The rebuild has answered a question I pondered before the trip. Which wheels are best for an adventure bike? Cast alloy or with spokes, tube or tubeless.
I think it's fair to say most big adventure bikes never really see any adventure, instead spending their lives touring on paved, first world roads with maybe a bit of prepared dirt, or even just weekend riding and commuting. For those bikes, cast alloy wheels with tubeless tyres are fine. Small punctures can be plugged quickly and easily without removing the wheel. I don't think tubeless alloys are much use for proper adventure riding though.
There are a couple of reasons, if you do need to change a tyre, as we did, you may run into a problem. Changing the tubeless front tyre on Richard's bike (CRF1100) was easy enough but inflating it afterwards proved impossible without a high volume of air. This may have been partly due to it being a second hand tyre that had probably been stored horizontally, compressing the beads together. It was the only tyre we could find in Douala though.
Being tubeless, you need the bead to seat on the rim in order to inflate it but without a high volume of air that may not be possible. The small compressor we had wasn't enough, neither is foot or hand pump pressure. Yes, I know about wrapping straps around the tyre circumference and compressing the tyre but we couldn't get the bead to seat. Fortunately, a helpful fellow with a car took the wheel to a garage in town and used their high pressure air to seat the bead for us. But what do you do if this happens in a remote area and you're on your own?

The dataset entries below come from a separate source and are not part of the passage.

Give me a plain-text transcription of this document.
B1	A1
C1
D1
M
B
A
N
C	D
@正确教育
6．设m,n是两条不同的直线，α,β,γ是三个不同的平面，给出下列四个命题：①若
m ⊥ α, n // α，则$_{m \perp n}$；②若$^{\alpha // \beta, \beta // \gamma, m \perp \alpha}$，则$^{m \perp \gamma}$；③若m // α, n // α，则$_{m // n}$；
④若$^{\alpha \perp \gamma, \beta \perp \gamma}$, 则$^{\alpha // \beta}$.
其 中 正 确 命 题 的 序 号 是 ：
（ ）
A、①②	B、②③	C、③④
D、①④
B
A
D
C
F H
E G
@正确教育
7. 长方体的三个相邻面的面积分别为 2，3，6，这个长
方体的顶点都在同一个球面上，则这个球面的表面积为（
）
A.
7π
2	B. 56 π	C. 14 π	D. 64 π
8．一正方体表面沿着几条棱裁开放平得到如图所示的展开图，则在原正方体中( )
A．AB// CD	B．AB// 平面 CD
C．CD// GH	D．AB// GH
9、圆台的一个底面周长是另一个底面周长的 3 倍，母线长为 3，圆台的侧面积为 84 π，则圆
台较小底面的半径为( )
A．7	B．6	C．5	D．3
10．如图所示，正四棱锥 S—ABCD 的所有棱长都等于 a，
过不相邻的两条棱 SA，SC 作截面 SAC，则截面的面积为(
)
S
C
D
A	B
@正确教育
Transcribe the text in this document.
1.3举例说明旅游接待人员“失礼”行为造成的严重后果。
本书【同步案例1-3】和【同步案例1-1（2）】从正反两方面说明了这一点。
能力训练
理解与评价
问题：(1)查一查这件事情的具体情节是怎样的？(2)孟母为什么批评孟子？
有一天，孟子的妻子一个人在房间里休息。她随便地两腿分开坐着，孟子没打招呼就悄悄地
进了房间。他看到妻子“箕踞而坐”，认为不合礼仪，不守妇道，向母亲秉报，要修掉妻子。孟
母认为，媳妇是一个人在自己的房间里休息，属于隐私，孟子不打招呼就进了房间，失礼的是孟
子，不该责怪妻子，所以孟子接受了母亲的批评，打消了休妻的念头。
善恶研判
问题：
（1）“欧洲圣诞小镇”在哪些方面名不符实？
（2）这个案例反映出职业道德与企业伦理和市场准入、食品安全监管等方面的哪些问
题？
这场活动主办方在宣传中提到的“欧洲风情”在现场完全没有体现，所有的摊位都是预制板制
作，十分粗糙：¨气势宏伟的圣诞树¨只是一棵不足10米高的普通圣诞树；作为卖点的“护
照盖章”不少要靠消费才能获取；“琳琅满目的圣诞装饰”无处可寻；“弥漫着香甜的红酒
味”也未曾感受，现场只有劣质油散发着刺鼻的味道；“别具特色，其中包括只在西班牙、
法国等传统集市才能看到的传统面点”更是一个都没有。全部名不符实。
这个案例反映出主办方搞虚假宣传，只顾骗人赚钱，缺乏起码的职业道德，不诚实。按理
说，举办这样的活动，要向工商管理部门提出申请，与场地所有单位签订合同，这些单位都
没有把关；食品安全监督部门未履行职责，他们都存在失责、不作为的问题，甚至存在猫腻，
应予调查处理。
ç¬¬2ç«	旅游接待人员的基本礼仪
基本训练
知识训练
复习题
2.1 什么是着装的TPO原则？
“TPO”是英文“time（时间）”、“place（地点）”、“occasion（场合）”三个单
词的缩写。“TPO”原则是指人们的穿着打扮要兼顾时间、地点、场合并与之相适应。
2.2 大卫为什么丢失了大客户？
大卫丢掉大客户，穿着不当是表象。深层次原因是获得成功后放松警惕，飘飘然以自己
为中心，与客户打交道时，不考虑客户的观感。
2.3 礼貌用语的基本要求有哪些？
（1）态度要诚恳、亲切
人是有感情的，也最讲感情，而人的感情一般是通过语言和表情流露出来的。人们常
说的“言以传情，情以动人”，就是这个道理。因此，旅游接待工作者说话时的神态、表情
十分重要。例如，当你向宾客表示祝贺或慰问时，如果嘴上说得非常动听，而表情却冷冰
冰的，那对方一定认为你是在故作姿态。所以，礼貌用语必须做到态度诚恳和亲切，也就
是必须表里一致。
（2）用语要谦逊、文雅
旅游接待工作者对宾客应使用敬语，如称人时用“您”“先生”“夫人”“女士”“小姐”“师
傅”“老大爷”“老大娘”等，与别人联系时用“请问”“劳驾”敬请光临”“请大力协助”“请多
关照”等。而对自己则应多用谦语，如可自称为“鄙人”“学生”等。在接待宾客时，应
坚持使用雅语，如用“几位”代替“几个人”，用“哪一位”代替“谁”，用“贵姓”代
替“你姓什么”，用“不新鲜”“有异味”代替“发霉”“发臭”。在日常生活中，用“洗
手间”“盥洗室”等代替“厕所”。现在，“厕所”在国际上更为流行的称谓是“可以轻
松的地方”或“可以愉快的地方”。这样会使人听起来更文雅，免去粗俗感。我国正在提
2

Then the next issue. The wheels can take a real battering on bad surfaces. I knew my rear wheel had a dent in it, I think that happened in Angola but I only noticed it in Namibia. What I didn't know until I took the tyre off last week was that the rim was cracked. Not sure when the crack started but if that was a tubeless tyre it would have gone flat with no chance of re-inflation. Also if that was a cast alloy wheel it quite possibly could have broken up.
It has answered the question for me and no need for further pondering. If you're going to remote areas, riding on poor surfaces with no backup or support and have to be self sufficient, then I think it's best to have spoked wheels with tubed tyres.
I'll attach photo's of the damaged wheel.
The coolant leak in Angola/ Namibia is an odd one. It definitely leaked from the weep hole, covering the engine and my boot, so evidently there was a problem. Having topped up the reservoir in Windhoek, it didn't use any coolant for the rest of the trip. The original coolant was orange and the top up coolant was blue. On stripping it down, the reservoir still had blue coolant and the radiators etc. still had orange, they hadn't mixed. I haven't changed the coolant pump yet. I've done a few hundred miles on it since rebuild and it's still not leaking. How can it fix its own leak? I'm baffled by it.
The bike had a pretty good strip down. All parts cleaned, lubed and greased as required then reassembled with anti-seize compound. Its got a few more scratches on it than it had before the trip but all in all it scrubbed up well.